Protecting Access to Medicare Act. Congress revised how it calculates the Clinical Laboratory Fee Schedule for Medicare Part B coverage by implementing a market-based approach through the Protecting Access to Medicare Act of 2014 (PAMA) (P.L. No. 113-93). One provision, section 216 of PAMA, provides that the amount Medicare will pay for clinical diagnostic laboratory tests will depend upon the amounts private payors provide for these types of tests. In order to determine those amounts, "applicable laboratories" must report the amount and volume of private sector payments received for these tests, data which had not been collected prior to PAMA. Section 216 is comprised of eight subsections: (a) requires labs to report private payor payments received for tests; (b) requires the HHS Secretary calculate the Medicare payment rates using the private payor data; and (h) provides that there is no "administrative or judicial review . . . of the establishment of payment amounts under this section."

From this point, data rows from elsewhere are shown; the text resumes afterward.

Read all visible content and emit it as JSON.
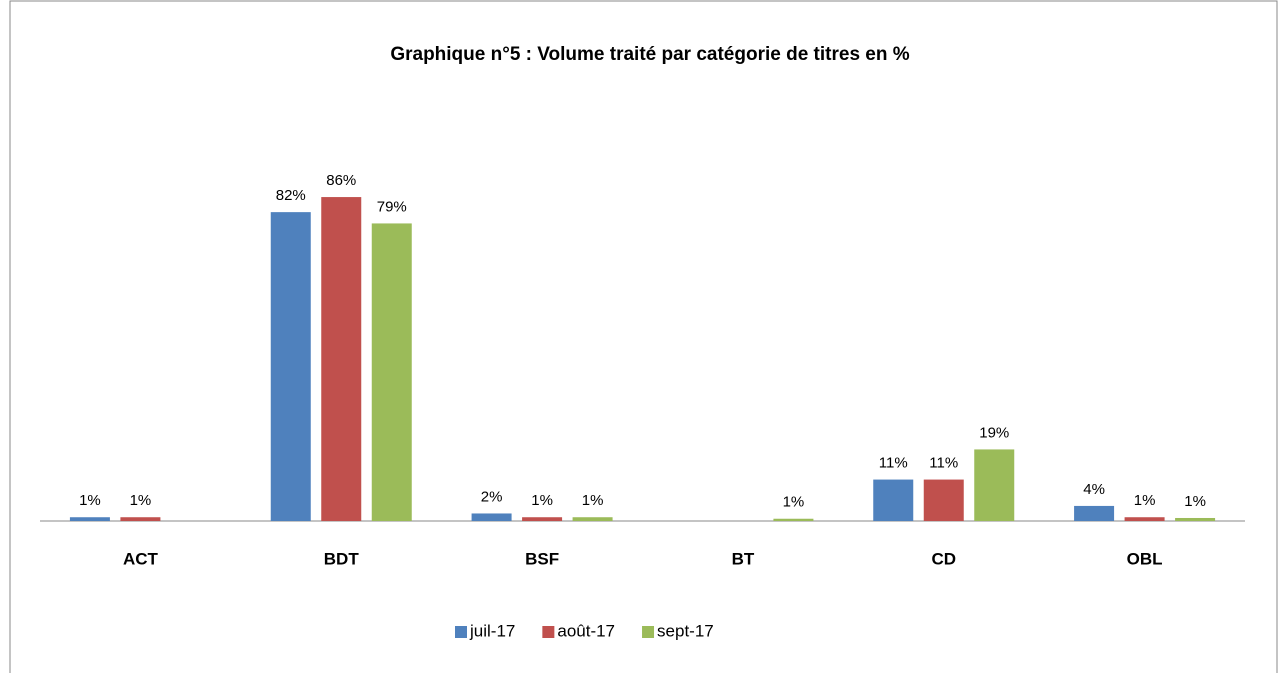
{
  "chart_data": {
    "type": "bar",
    "title": "Graphique n°5 : Volume traité par catégorie de titres en %",
    "categories": [
      "ACT",
      "BDT",
      "BSF",
      "BT",
      "CD",
      "OBL"
    ],
    "series": [
      {
        "name": "juil-17",
        "color": "#4f81bd",
        "values": [
          1,
          82,
          2,
          null,
          11,
          4
        ],
        "value_labels": [
          "1%",
          "82%",
          "2%",
          null,
          "11%",
          "4%"
        ]
      },
      {
        "name": "août-17",
        "color": "#c0504d",
        "values": [
          1,
          86,
          1,
          null,
          11,
          1
        ],
        "value_labels": [
          "1%",
          "86%",
          "1%",
          null,
          "11%",
          "1%"
        ]
      },
      {
        "name": "sept-17",
        "color": "#9bbb59",
        "values": [
          null,
          79,
          1,
          0.6,
          19,
          0.8
        ],
        "value_labels": [
          null,
          "79%",
          "1%",
          "1%",
          "19%",
          "1%"
        ]
      }
    ],
    "ylim": [
      0,
      90
    ],
    "legend": "bottom"
  }
}
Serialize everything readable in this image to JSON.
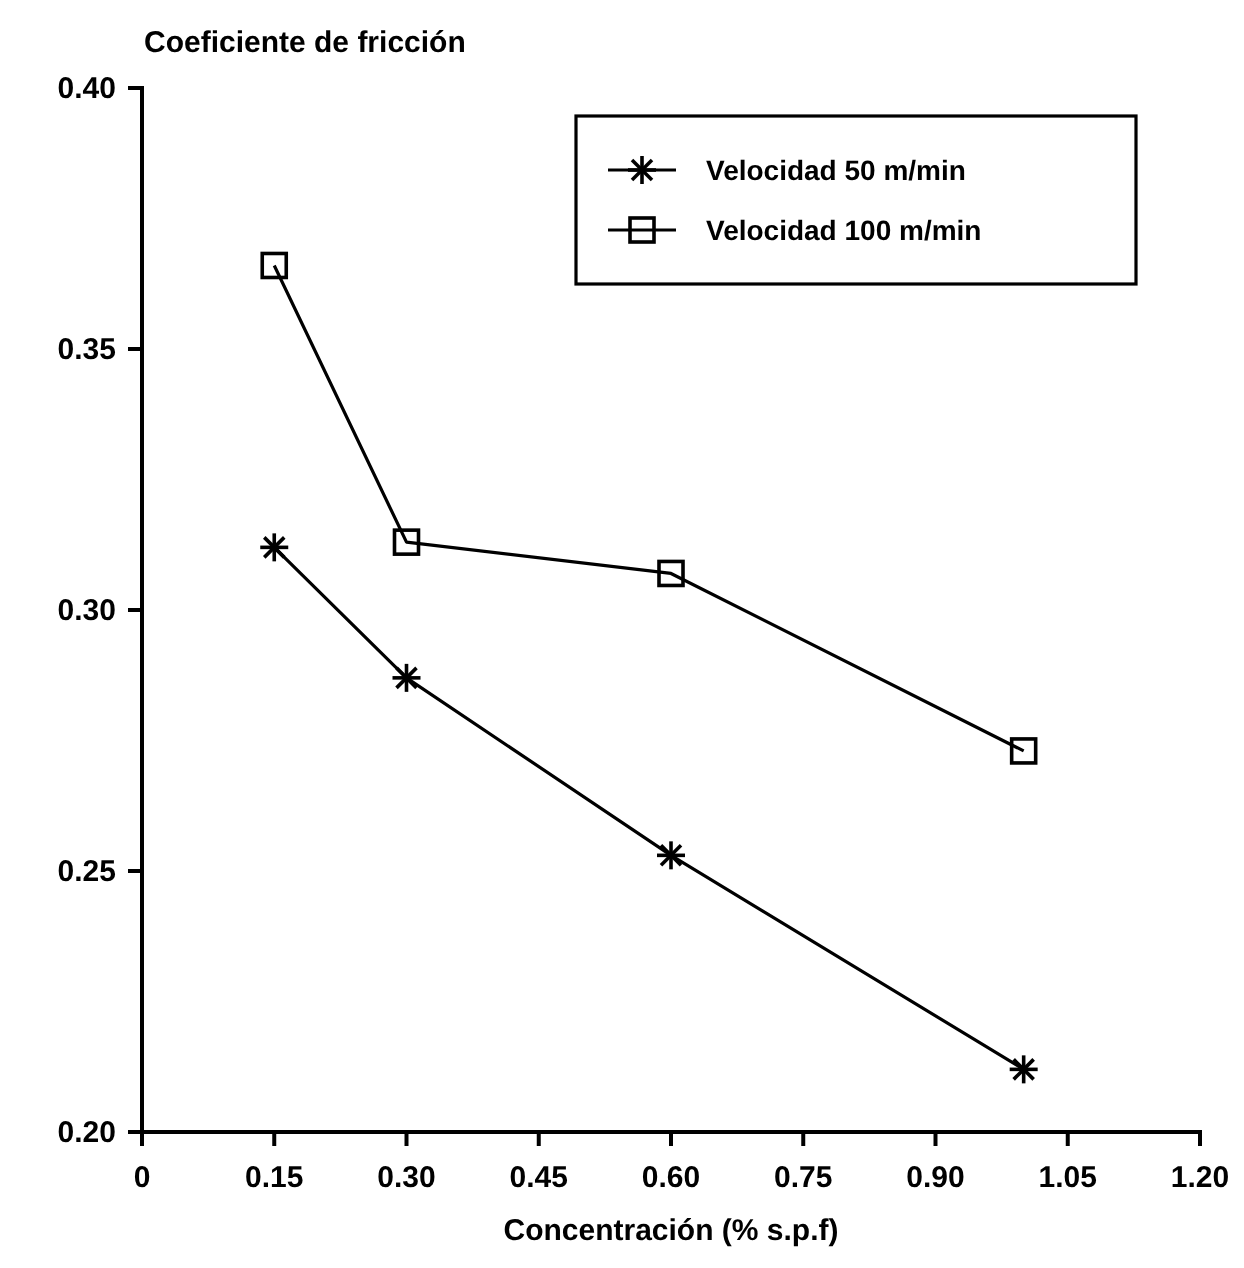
{
  "chart_data": {
    "type": "line",
    "title": "Coeficiente de fricción",
    "xlabel": "Concentración (% s.p.f)",
    "x": [
      0.15,
      0.3,
      0.6,
      1.0
    ],
    "series": [
      {
        "name": "Velocidad 50 m/min",
        "color": "#000000",
        "marker": "cross",
        "values": [
          0.312,
          0.287,
          0.253,
          0.212
        ]
      },
      {
        "name": "Velocidad 100 m/min",
        "color": "#000000",
        "marker": "square",
        "values": [
          0.366,
          0.313,
          0.307,
          0.273
        ]
      }
    ],
    "xlim": [
      0,
      1.2
    ],
    "xticks": [
      0,
      {
        "value": 0.15,
        "label": "0.15"
      },
      {
        "value": 0.3,
        "label": "0.30"
      },
      {
        "value": 0.45,
        "label": "0.45"
      },
      {
        "value": 0.6,
        "label": "0.60"
      },
      {
        "value": 0.75,
        "label": "0.75"
      },
      {
        "value": 0.9,
        "label": "0.90"
      },
      {
        "value": 1.05,
        "label": "1.05"
      },
      {
        "value": 1.2,
        "label": "1.20"
      }
    ],
    "ylim": [
      0.2,
      0.4
    ],
    "yticks": [
      {
        "value": 0.2,
        "label": "0.20"
      },
      0.25,
      {
        "value": 0.3,
        "label": "0.30"
      },
      0.35,
      {
        "value": 0.4,
        "label": "0.40"
      }
    ],
    "grid": false,
    "legend": "top right",
    "line_style": "solid"
  }
}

"Applicable laboratory." In the regulations promulgating PAMA, "applicable laboratory" is defined as one that "[b]ills Medicare Part B under its own National Provider Identifier (NPI)." The American Clinical Laboratory Association, which represents clinical and anatomic pathology laboratories, filed a lawsuit against the HHS Secretary, challenging that the regulation’s definition of "applicable laboratory" was contrary to the PAMA and, thus, violates the Administrative Procedures Act. The Secretary asserted that subsection (h) of PAMA bars judicial review of the regulation (42 U.S.C. § 1395m-1(h)(1)).

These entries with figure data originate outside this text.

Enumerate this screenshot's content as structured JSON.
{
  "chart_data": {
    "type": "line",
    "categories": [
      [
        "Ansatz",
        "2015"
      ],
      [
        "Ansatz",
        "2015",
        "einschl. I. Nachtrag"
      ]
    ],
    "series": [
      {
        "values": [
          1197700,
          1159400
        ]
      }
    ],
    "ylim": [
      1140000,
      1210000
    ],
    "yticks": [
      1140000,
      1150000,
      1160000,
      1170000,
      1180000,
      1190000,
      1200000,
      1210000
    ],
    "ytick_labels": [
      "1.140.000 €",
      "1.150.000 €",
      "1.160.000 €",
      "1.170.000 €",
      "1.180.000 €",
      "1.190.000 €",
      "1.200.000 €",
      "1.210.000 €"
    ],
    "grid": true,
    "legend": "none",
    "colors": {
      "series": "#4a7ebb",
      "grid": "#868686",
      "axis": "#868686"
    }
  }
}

Judicial review bar. The trade association argued that subsection (h) did not apply to subsection (a) or the final rule, but this reading is not consistent with the spirit or the letter of the statute, the court explained, particularly as there was no legislative history to provide additional clarification. Subsection (a) of section 216 is but one part of the whole, and the data labs must report under subsection directly affects the payment calculation set out in subsection (b), the court observed, also noting that the data is not being collected for any other purpose. The data collected under subsection (a) meets the case law "inextricably intertwined" standard and, thus, the data collection requirement is not distinct from the rest of section 216. Moreover, the reporting requirement does not regulate the "primary conduct" of the labs. The court explained that the objective of the regulation is to provide HHS with data necessary to calculate Medicare payment amounts, and the civil penalties for noncompliance do not impact the labs’ primary conduct. Therefore, the lawsuit was dismissed for lack of subject matter jurisdiction.
The case is No. 17-2645 (ABJ).
Attorneys: Ashley Charles Parrish (King & Spalding LLP) for American Clinical Laboratory Association. Kate Bailey, U.S. Department of Justice, for Alex M. Azar, II.